Saya dan guru BK memanggil anak ini. Pada kesempatan itu saya mencoba menjadi mentor terhadap si anak dan mencoba memotivasi dirinya untuk mau secara sukarela mengembalikan barang yang bukan milikinya. Singkat cerita, si anak mengakuinya dengan lapang dada. Pada kesempatan itu saya juga meyakinkan pada si anak bahwa yang dilakukannya tidak sesuai dengan seharusnya karena merugikan temannya. Ia menyadari kesalahannya tersebut. Dengan mengajukan beberapa pertanyaan, akhirnya si anak menceritakan mengapa Ia melakukan hal tersebut dan dari sana saya menyadari bahwa apa yang dilakukannya adalah untuk memenuhi kebutuhannya agar bisa diakui bahwa dia juga sama dengan yang lain memiliki barang yang juga sudah umum di milki.
Perubahan apa yang terjadi pada cara berpikir Anda dalam menciptakan budaya positif di kelas maupun sekolah Anda setelah mempelajari modul ini?
Hal yang paling saya rasakan dalam pemikiran saya yakni pada pola pikir saya tentang penerapan disiplin diri. Dulu saya memandang bahwa aturan ketat dan sangsi atas pelanggaran aturan akan dapat menciptakan disiplin diri siswa. Namun, setelah belajar modul ini saya baru menyadari bahwa dalam menciptakan budaya positif khususnya yang berkenaan dengan disiplin diri diperlukan motivasi dari dalam diri bukan berupa aturan. Jadi yang selama ini saya yakini hanya sebuah ilusi bahwa siswa saya telah berdisiplin.
Selama ini mereka melakukannya hanya "terpaksa", karena merasa di awasi, terancam jika melanggar. Sementara jika mereka tau tidak ada yang mengawasi, aturan apapun yang ada tetap di abaikan.
Seberapa penting mempelajari topik modul ini bagi Anda sebagai seorang individu dan Anda sebagai seorang pemimpin pembelajaran?
Sangat penting untuk mempelajari modul ini. Sebagai individu dan pemimpin pembelajaran. Dengan mengetahui bagaimana teori dan pola penerapan disiplin positif yang menekankan pada motivasi interinsik bukan motivasi eksterinsik maka nantinya akan menciptakan siswa dengan karakter positif yang kuat serta siswa berbudi pekerti luhur dengan selalu berpijak pada nilai-nilai kebijaksanaan. Hal yang menurut saya sangat penting adalah dalam menerapkan restitusi, penting bagi kita mengetahui terlebih dahulu kebutuhan dasar atau permasalahan yang di miliki oleh seorang anak yang belum terpenuhi sehingga restitusi yang dilakukan dapat menjawab kebutuhan tersebut.

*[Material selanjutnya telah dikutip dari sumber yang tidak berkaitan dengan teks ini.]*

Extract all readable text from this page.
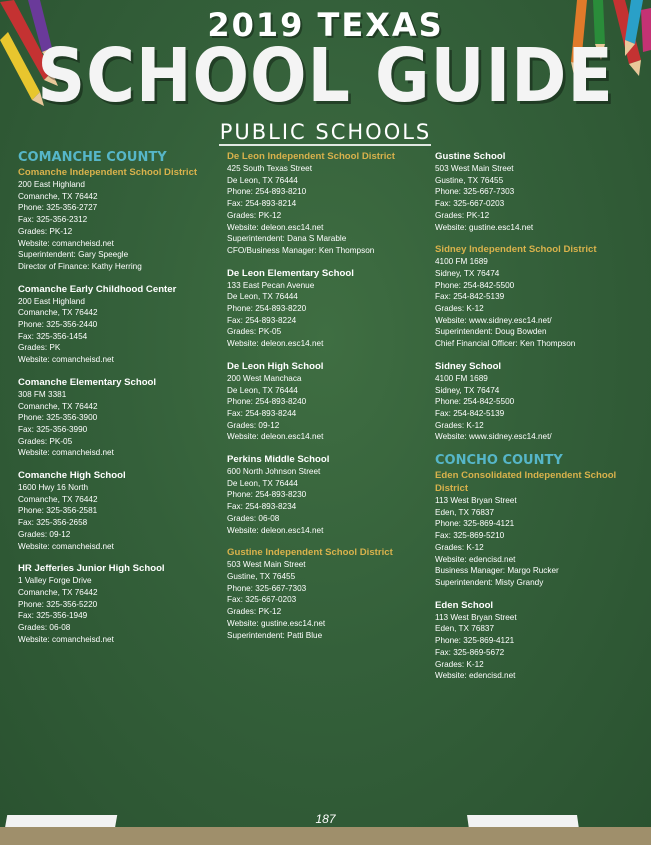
2019 TEXAS
SCHOOL GUIDE
PUBLIC SCHOOLS
COMANCHE COUNTY
Comanche Independent School District
200 East Highland
Comanche, TX 76442
Phone: 325-356-2727
Fax: 325-356-2312
Grades: PK-12
Website: comancheisd.net
Superintendent: Gary Speegle
Director of Finance: Kathy Herring
Comanche Early Childhood Center
200 East Highland
Comanche, TX 76442
Phone: 325-356-2440
Fax: 325-356-1454
Grades: PK
Website: comancheisd.net
Comanche Elementary School
308 FM 3381
Comanche, TX 76442
Phone: 325-356-3900
Fax: 325-356-3990
Grades: PK-05
Website: comancheisd.net
Comanche High School
1600 Hwy 16 North
Comanche, TX 76442
Phone: 325-356-2581
Fax: 325-356-2658
Grades: 09-12
Website: comancheisd.net
HR Jefferies Junior High School
1 Valley Forge Drive
Comanche, TX 76442
Phone: 325-356-5220
Fax: 325-356-1949
Grades: 06-08
Website: comancheisd.net
De Leon Independent School District
425 South Texas Street
De Leon, TX 76444
Phone: 254-893-8210
Fax: 254-893-8214
Grades: PK-12
Website: deleon.esc14.net
Superintendent: Dana S Marable
CFO/Business Manager: Ken Thompson
De Leon Elementary School
133 East Pecan Avenue
De Leon, TX 76444
Phone: 254-893-8220
Fax: 254-893-8224
Grades: PK-05
Website: deleon.esc14.net
De Leon High School
200 West Manchaca
De Leon, TX 76444
Phone: 254-893-8240
Fax: 254-893-8244
Grades: 09-12
Website: deleon.esc14.net
Perkins Middle School
600 North Johnson Street
De Leon, TX 76444
Phone: 254-893-8230
Fax: 254-893-8234
Grades: 06-08
Website: deleon.esc14.net
Gustine Independent School District
503 West Main Street
Gustine, TX 76455
Phone: 325-667-7303
Fax: 325-667-0203
Grades: PK-12
Website: gustine.esc14.net
Superintendent: Patti Blue
Gustine School
503 West Main Street
Gustine, TX 76455
Phone: 325-667-7303
Fax: 325-667-0203
Grades: PK-12
Website: gustine.esc14.net
Sidney Independent School District
4100 FM 1689
Sidney, TX 76474
Phone: 254-842-5500
Fax: 254-842-5139
Grades: K-12
Website: www.sidney.esc14.net/
Superintendent: Doug Bowden
Chief Financial Officer: Ken Thompson
Sidney School
4100 FM 1689
Sidney, TX 76474
Phone: 254-842-5500
Fax: 254-842-5139
Grades: K-12
Website: www.sidney.esc14.net/
CONCHO COUNTY
Eden Consolidated Independent School District
113 West Bryan Street
Eden, TX 76837
Phone: 325-869-4121
Fax: 325-869-5210
Grades: K-12
Website: edencisd.net
Business Manager: Margo Rucker
Superintendent: Misty Grandy
Eden School
113 West Bryan Street
Eden, TX 76837
Phone: 325-869-4121
Fax: 325-869-5672
Grades: K-12
Website: edencisd.net
187
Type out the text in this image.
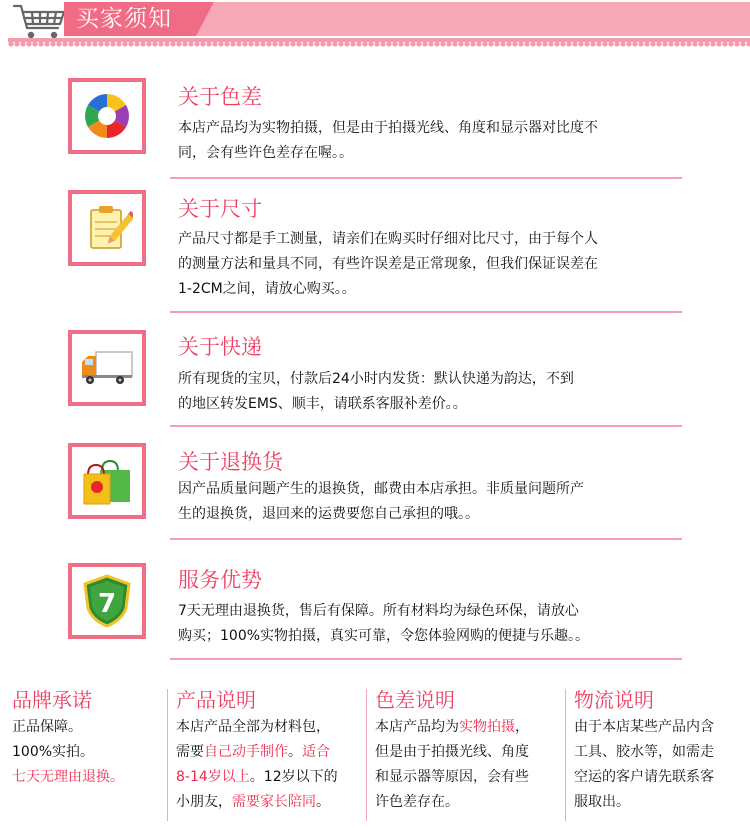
买家须知
关于色差
本店产品均为实物拍摄，但是由于拍摄光线、角度和显示器对比度不
同，会有些许色差存在喔。。
关于尺寸
产品尺寸都是手工测量，请亲们在购买时仔细对比尺寸，由于每个人
的测量方法和量具不同，有些许误差是正常现象，但我们保证误差在
1-2CM之间，请放心购买。。
关于快递
所有现货的宝贝，付款后24小时内发货：默认快递为韵达，不到
的地区转发EMS、顺丰，请联系客服补差价。。
关于退换货
因产品质量问题产生的退换货，邮费由本店承担。非质量问题所产
生的退换货，退回来的运费要您自己承担的哦。。
7
服务优势
7天无理由退换货，售后有保障。所有材料均为绿色环保，请放心
购买；100%实物拍摄，真实可靠，令您体验网购的便捷与乐趣。。
品牌承诺
正品保障。
100%实拍。
七天无理由退换。
产品说明
本店产品全部为材料包，
需要自己动手制作。适合
8-14岁以上。12岁以下的
小朋友，需要家长陪同。
色差说明
本店产品均为实物拍摄，
但是由于拍摄光线、角度
和显示器等原因，会有些
许色差存在。
物流说明
由于本店某些产品内含
工具、胶水等，如需走
空运的客户请先联系客
服取出。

Apa yang Anda bisa lakukan untuk membuat dampak/perbedaan di lingkungan Anda setelah Anda mempelajari modul ini?
Saya akan menguatkan penerapan kesepakatan kelas dalam membentuk keyakinan kelas untuk menerapkan budaya positif di kelas. Di mulai dari kelas lebih dulu, kemudian di rancang untuk bisa diterapkan dalam sekala besar yaitu sekolah bersama-sama dengan kepala sekolah dan teman-teman guru dan warga sekolah yang lain.
Selain konsep-konsep tersebut, adakah hal-hal lain yang menurut Anda penting untuk dipelajari dalam proses menciptakan budaya positif baik di lingkungan kelas maupun sekolah?
Hal lain yang penting menurut saya untuk dipelajari dan digali adalah disiplin diri untuk belajar. Belajar di mulai dari membaca. Menumbuhkan minat baca yang tinggi dari dalam diri setiap peserta didik sangat penting untuk kebutuhan masa depan mereka sendiri. Karena itu, budaya untuk mendisiplinkan diri dalam membaca, perlu di selalu di latihkan pada mereka.
Langkah-langkah awal apa yang akan Anda lakukan jika kembali ke sekolah/kelas Anda setelah mengikuti sesi ini?
Langkah awal yang saya lakukan adalah menguatkan kembali apa yang selama ini saya lakukan berkenaan dengan keyakinan kelas dengan topik yang sudah saya pelajari selama ini. Saya akan merefleksi terkait dampak penerapannya dan nanti dapat saya bagikan pada komunitas praktisi sekolah untuk nantinya dapat dijadikan rujukan bagi rekan guru yang lain atau warga sekolah yang lain.